L’activisme de François Cointeraux en faveur de « l’agri-tecture »
Le militantisme de François Cointeraux se manifeste aussi dans sa volonté de déployer une véritable stratégie d’actions pédagogiques et éditoriales. En tant que « professeur d’architecture » autoproclamé, il fonde diverses écoles à Paris et Lyon pour y promouvoir ses convictions et savoirs. À Grenoble, son implication éducative devance ainsi de plus d’un siècle et demi la création du CRAterre. L’activisme du maître-maçon s’exprime aussi, à partir de 1789, à travers la publication d’une soixantaine de livrets et pamphlets qui seront traduits dans une dizaine de langues : un exploit alors remarquable, surtout pour un ouvrier aux ambitions de réformateur de la société. Le long titre du premier de ses ouvrages est révélateur : Leçons par lesquelles on apprendra soi-même à bâtir solidement les maisons de plusieurs étages avec la terre seule ; ouvrage dédié aux Français. Sont révélatrices aussi les ambitions de son Nouveau Traité d’économie rurale, édité en 1803. Dans ses choix de titrage, Cointeraux apparaît comme le premier bâtisseur des temps modernes à promouvoir « l’autoconstruction » de l’habitat. On détecte aussi, dans le libellé de ses pamphlets, l’ampleur du spectre des intérêts alimentés par cet autodidacte polyvalent, par cet « homme-orchestre » d’humble et laborieuse origine.
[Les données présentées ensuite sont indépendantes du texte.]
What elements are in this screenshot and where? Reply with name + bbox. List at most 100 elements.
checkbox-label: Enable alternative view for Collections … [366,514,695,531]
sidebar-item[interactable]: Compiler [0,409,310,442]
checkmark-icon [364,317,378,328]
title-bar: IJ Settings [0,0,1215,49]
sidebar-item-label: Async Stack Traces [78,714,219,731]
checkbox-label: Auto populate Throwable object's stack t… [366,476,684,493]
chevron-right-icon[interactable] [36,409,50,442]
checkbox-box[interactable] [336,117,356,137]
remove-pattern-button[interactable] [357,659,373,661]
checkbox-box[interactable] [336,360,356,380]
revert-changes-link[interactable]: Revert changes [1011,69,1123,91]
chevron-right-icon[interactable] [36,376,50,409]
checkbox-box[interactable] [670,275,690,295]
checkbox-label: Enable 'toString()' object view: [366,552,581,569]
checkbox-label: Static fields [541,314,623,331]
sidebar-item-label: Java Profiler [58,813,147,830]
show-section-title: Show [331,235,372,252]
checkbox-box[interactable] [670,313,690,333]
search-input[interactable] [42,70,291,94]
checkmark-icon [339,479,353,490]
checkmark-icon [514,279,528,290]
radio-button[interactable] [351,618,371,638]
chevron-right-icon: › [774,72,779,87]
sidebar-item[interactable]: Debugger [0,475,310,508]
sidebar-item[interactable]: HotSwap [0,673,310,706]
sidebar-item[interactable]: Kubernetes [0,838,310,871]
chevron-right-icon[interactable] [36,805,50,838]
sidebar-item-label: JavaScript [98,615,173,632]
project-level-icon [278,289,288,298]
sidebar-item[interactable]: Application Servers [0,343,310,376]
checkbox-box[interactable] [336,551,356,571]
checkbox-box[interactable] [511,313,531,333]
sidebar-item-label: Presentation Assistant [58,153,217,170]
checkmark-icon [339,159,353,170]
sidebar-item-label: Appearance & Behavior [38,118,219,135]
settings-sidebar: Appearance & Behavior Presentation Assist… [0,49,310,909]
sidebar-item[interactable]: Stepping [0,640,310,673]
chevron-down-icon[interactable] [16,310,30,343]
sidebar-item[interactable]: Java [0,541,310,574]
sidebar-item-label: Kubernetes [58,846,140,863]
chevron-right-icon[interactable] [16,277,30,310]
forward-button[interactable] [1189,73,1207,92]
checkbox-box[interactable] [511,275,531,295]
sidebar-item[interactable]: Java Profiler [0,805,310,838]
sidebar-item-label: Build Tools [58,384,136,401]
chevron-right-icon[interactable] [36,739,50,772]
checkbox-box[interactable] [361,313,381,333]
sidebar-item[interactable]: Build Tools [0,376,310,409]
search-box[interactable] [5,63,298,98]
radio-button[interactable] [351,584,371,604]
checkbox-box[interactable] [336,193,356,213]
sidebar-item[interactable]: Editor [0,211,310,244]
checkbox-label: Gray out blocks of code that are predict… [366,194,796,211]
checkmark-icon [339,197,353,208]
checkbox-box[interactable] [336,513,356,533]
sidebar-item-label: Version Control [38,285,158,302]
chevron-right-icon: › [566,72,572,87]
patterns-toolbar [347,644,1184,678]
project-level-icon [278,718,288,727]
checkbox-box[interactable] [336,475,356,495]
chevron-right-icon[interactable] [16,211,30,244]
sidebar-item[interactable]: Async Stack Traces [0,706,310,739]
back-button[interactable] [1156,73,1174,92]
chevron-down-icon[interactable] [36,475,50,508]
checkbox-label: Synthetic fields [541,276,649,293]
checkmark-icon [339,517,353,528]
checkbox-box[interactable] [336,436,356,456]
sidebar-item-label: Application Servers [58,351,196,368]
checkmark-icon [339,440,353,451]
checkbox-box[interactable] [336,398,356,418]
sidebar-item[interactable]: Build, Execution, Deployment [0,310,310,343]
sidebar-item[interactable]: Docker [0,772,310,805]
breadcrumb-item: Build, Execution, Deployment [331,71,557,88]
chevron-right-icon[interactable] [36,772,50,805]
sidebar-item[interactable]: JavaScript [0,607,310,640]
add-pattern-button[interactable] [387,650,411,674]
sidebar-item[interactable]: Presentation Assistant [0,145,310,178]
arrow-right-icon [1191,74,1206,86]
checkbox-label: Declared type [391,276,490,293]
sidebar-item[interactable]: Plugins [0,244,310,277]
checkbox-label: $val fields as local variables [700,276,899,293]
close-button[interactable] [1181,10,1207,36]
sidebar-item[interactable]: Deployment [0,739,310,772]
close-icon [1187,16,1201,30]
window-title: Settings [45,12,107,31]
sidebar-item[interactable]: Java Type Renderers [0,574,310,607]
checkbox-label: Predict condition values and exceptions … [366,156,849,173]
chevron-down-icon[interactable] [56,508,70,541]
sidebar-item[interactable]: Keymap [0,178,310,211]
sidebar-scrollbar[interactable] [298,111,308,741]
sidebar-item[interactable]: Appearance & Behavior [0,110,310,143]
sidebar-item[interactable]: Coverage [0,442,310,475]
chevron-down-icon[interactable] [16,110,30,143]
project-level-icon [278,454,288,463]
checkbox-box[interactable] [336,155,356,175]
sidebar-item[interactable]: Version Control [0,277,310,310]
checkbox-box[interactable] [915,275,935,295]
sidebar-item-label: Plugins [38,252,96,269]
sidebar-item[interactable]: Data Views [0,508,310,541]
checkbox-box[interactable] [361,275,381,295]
L’élan fougueux de ses passions dépasse largement l’architecture pour tenter de se déployer dans les sphères de la politique, voire même de la critique sociétale. C’est dans cet esprit de symbiose, parfois provocateur, qu’il affirme en 1797 que « l’Architecture, de tout temps, a été traitée isolément. L’Agriculture a toujours été considérée séparément. C’est une erreur : ces deux arts ne sauraient être approfondis qu’en fondant leurs principes dans un même creuset de l’esprit. Il en résulte alors une science nouvelle, que je nomme Agritecture ».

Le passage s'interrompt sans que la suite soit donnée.